My first clients were mostly from the USA, looking for a refresh of their companies’ image. Then I started selling my works on POD (print on demand) websites and that helped me get more visibility and requests from all over the world and, finally, I got recognition even in my home country, Italy. In the last ten years I’ve trained in and studied a lot of different subjects connected to design that have helped me build a more professional approach to jobs and refine my skills.”
Was there an event or specific job/work that made your career turn around?
“Yes! I had 2 special moments happen in the same week. The first was being selected by Madonna for her “Art for Freedom” project. It was exciting to see my work appreciated by such an incredible creative and well-known artist like her. The second was when I got a call from Adobe (you should know, Adobe Photoshop is my favourite tool for digital painting) to create a portrait which was printed on a huge canvas and showcased at the entrance of the 2017 Cannes Lions International Festival of Creativity. That was a huge push to keep going with the design career ‘cause it made me feel if the pros were requesting my work, it could only mean I was headed in the right direction.”
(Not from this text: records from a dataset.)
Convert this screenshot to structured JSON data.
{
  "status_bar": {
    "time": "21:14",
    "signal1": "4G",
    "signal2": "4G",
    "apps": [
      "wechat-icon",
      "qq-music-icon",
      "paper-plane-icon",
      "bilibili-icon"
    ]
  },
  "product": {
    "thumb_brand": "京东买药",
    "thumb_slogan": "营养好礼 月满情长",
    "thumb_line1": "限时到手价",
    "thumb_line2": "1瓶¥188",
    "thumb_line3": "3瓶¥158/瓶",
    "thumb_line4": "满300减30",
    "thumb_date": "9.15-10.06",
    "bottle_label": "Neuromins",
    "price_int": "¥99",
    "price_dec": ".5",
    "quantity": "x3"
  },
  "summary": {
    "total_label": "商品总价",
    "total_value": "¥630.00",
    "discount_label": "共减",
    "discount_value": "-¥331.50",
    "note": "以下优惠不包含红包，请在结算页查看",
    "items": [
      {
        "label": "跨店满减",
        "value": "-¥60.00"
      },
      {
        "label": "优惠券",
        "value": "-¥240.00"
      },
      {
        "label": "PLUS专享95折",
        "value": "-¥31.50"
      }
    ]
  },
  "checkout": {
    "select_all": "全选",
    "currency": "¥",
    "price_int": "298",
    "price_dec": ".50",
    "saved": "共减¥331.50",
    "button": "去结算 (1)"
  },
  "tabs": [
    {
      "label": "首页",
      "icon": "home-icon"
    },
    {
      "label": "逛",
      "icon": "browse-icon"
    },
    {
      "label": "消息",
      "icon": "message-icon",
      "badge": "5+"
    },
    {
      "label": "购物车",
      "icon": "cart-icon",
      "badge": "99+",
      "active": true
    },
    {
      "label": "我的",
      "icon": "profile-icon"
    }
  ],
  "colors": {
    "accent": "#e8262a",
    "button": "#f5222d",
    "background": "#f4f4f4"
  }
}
Is there a message behind your creations?
“There’s always a message waiting to be translated according to the observer’s values and interpretation. I’ve received many comments and appreciations through the years, and I can tell you each person reacts to my work differently. For example, when talking about my portraits, many are attracted by the colors, others by the realism.”
What are your main artistic and creative inspirations?
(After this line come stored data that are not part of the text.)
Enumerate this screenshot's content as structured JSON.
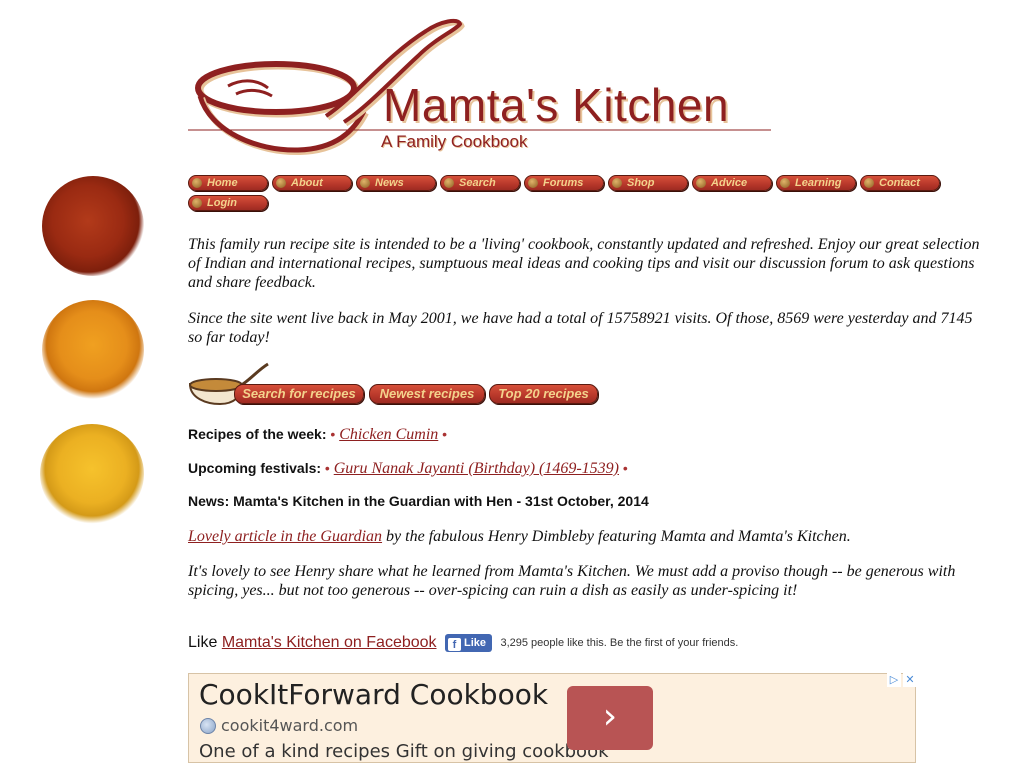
{
  "logo": {
    "title": "Mamta's Kitchen",
    "subtitle": "A Family Cookbook"
  },
  "nav": [
    "Home",
    "About",
    "News",
    "Search",
    "Forums",
    "Shop",
    "Advice",
    "Learning",
    "Contact",
    "Login"
  ],
  "intro": "This family run recipe site is intended to be a 'living' cookbook, constantly updated and refreshed. Enjoy our great selection of Indian and international recipes, sumptuous meal ideas and cooking tips and visit our discussion forum to ask questions and share feedback.",
  "visits": "Since the site went live back in May 2001, we have had a total of 15758921 visits. Of those, 8569 were yesterday and 7145 so far today!",
  "recipe_buttons": [
    "Search for recipes",
    "Newest recipes",
    "Top 20 recipes"
  ],
  "recipes_week": {
    "label": "Recipes of the week:",
    "bullet": "•",
    "link": "Chicken Cumin"
  },
  "festivals": {
    "label": "Upcoming festivals:",
    "bullet": "•",
    "link": "Guru Nanak Jayanti (Birthday) (1469-1539)"
  },
  "news_heading": "News: Mamta's Kitchen in the Guardian with Hen - 31st October, 2014",
  "news_para1": {
    "link": "Lovely article in the Guardian",
    "text": " by the fabulous Henry Dimbleby featuring Mamta and Mamta's Kitchen."
  },
  "news_para2": "It's lovely to see Henry share what he learned from Mamta's Kitchen. We must add a proviso though -- be generous with spicing, yes... but not too generous -- over-spicing can ruin a dish as easily as under-spicing it!",
  "facebook": {
    "prefix": "Like",
    "link": "Mamta's Kitchen on Facebook",
    "like_label": "Like",
    "fb_letter": "f",
    "count_text": "3,295 people like this. Be the first of your friends."
  },
  "ad": {
    "title": "CookItForward Cookbook",
    "url": "cookit4ward.com",
    "desc": "One of a kind recipes Gift on giving cookbook",
    "arrow": "›",
    "adchoices": "▷",
    "close": "✕"
  },
  "colors": {
    "brand": "#8e2020",
    "button": "#b7372a",
    "button_text": "#f3d28c",
    "ad_bg": "#fdf0df",
    "ad_arrow": "#b85454"
  }
}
“Any aesthetic that catches my attention and interest. It could be a painting from the past or modern photography; maybe well-designed ads of the 60’s, or the latest hit fashion campaign. I deeply love works from Warhol, Klimt, Kubrick, Mucha and Gruau, as well as works from great tattoo and street artists.”
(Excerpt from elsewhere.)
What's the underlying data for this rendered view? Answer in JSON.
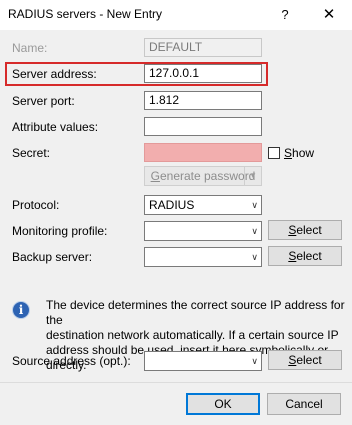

What are you working on at the moment?
“I’m working on various projects. I collaborate with an incredible art director from Capri and we’re working with companies on this amazing island and others in Milan. From beauty centers to high fashion boutiques, restaurants, hotels and clubs, fashion brands and magazines, it’s always a matter of trying to balance different types of design needs such as logos, magazine layouts and covers, textile design, social media managing, illustrations, web designs and so on – and I’m enjoying it a lot!”
Top 3 brands you would love to collaborate with?
“Dreaming big? I’d say Adidas for a colorful tees collection, Tom Ford for an eyewear line, and maybe a fancy mobile brand for promo ads. That would be extremely cool!”
What would you change in the fashion/artistic scene today?
“I’d eliminate the concept of trends and create a social law forcing people to credit the original authors. I know copyright protection already exists, but apparently it’s not enough! I also don’t really like all these social media influencers’ prominence. Everyone deserves their own platform to express themselves, and I believe there’s
enough space for everybody, but the mainstream influencers/models are much too similar to each other, so there’s not enough attention for those who differ from these imposed standards.”
What inspires your work?
“My inspiration depends on the type of work. When it’s a commission, I try to absorb the client’s explanation of their vision and convey those thoughts and words into a visual. In my personal work, I like to draw female portraits, animals and decorative patterns. Usually I let my imagination flow, led by the colors and the overall composition. If I unconsciously deliver a specific message, it’s unintentional.
What I aim to deliver could be summed up as “originality”, which should be every creative person’s goal. It’s kinda hard nowadays, I know, but we should at least try to be original and have fun creating.”